On another occasion when Apples and two of his involuntary servile dependents had to go to with me to Washington, D.C.; Logan Airport was closed due to a snowstorm. We had to go by the night train. When I arrived at Boston’s South Station, the three of them seemed to be having a reunion with someone who was wearing a black homburg and a fitted black coat with velvet lapels. They explained that their friend, also Irish and from East Boston, started out with them as an apprentice in the Boston Navy Yard during the early thirties. I learned that my new acquaintance left the Yard to work in some capacity for the Teamsters and later married the widow of Dan Tobin, a former Teamsters’ president. In order to impress the Apples’ delegation, the connected ex-apprentice bought the club car. All drinks were on him all night.
Not being of Irish descent I was culturally unprepared for the event. Since I was out of my class among drinkers I was the first to quit. Regardless, in the morning when the train glided into Union Station, I was the one who was most in need of black coffee.

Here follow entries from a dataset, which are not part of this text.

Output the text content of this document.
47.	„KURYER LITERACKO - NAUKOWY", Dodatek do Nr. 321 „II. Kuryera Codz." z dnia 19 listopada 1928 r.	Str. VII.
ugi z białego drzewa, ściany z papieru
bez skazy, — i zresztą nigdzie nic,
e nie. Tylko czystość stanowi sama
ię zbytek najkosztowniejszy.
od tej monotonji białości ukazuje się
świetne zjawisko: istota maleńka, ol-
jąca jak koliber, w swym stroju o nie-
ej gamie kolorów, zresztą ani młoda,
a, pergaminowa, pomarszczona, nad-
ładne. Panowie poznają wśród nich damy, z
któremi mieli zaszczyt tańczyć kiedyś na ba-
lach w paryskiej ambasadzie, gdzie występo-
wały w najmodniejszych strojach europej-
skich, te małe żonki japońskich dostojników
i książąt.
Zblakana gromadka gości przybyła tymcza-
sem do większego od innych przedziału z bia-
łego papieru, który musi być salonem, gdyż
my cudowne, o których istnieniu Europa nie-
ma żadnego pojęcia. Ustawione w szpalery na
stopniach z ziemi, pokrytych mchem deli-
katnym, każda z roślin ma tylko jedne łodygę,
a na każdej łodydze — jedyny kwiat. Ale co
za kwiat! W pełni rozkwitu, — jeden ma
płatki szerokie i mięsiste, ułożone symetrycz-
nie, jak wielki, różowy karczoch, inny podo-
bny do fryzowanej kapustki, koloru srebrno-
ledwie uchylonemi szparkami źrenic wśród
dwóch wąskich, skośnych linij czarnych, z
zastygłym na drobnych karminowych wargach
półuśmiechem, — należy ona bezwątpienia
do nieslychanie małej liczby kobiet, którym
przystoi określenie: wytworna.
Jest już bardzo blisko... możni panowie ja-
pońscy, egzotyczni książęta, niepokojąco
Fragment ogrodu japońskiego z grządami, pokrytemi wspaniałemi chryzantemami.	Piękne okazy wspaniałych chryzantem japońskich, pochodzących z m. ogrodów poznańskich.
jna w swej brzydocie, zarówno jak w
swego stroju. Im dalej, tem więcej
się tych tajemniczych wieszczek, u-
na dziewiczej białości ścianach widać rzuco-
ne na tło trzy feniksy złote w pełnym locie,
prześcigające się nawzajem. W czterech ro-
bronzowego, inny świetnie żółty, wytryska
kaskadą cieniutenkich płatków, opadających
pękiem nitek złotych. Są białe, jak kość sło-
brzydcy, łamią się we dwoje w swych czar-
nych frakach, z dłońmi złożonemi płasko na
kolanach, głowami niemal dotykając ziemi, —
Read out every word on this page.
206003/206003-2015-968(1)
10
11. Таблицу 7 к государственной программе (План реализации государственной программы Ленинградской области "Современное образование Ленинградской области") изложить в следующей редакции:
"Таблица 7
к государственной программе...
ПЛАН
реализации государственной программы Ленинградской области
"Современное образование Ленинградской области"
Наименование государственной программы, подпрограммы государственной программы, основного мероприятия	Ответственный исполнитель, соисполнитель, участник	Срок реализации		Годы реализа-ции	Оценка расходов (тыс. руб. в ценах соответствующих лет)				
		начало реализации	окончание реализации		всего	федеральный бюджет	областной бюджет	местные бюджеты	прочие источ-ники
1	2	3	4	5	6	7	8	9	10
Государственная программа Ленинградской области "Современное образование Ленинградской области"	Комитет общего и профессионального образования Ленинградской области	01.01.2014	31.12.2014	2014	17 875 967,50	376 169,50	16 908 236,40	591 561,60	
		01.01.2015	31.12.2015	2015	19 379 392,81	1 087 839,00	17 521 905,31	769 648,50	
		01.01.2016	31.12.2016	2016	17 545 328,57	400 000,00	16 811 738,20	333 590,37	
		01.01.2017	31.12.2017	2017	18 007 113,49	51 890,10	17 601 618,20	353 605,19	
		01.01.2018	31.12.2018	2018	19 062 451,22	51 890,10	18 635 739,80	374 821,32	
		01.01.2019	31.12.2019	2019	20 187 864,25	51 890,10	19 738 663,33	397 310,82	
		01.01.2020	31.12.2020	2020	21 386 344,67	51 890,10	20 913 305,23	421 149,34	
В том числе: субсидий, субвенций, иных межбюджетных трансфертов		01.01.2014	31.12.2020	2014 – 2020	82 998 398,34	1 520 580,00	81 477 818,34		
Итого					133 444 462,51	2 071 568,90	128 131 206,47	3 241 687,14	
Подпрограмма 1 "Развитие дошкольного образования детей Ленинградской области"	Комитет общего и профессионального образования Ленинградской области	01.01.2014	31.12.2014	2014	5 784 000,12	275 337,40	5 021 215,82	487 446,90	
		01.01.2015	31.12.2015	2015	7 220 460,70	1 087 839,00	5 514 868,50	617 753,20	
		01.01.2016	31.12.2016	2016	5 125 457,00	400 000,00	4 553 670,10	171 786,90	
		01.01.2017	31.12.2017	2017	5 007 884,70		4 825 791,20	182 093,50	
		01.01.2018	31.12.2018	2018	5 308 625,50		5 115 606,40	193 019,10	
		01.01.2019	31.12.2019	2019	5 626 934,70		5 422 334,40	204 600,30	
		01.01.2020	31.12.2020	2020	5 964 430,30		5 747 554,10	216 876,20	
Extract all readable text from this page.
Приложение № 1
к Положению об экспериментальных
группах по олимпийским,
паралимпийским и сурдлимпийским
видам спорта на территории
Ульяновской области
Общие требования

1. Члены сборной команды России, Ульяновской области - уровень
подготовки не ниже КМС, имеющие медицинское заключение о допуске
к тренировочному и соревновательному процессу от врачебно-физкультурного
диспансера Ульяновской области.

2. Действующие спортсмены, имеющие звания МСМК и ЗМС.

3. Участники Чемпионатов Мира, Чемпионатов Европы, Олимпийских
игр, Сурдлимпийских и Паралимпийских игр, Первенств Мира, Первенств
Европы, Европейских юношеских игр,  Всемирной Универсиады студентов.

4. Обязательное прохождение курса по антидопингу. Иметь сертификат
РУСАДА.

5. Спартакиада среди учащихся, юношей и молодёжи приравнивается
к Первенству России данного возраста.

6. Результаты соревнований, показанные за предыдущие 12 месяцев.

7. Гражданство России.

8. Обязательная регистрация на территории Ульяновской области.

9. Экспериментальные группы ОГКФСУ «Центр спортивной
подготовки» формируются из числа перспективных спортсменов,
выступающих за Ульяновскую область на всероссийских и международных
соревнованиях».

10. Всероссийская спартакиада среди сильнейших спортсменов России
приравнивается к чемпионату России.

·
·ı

The train’s arrival was coordinated with the start of business in Washington, D.C. Many passengers jammed the station’s small coffee shop for a hasty breakfast. A line formed behind each of the stools at the serving counter. Apples was in the line to the left of mine; we were gradually moving ahead shoulder to shoulder.
When the stool vacated in front of me I didn’t move as fast as I would have ordinarily and a little well-dressed man in the line to my right zipped in front of me and took the seat I expected. I reached to grab him by both shoulders and pull him off, when Apples quickly shoved me aside. Since his momentum caused him to brush against the interloper, Apples smiled and said, “Good morning Commissioner.”
Quick-witted Apples thus prevented an evening news headline that might have said, “Navy officer clobbers President Eisenhower’s Commissioner of Highways, John Volpe.”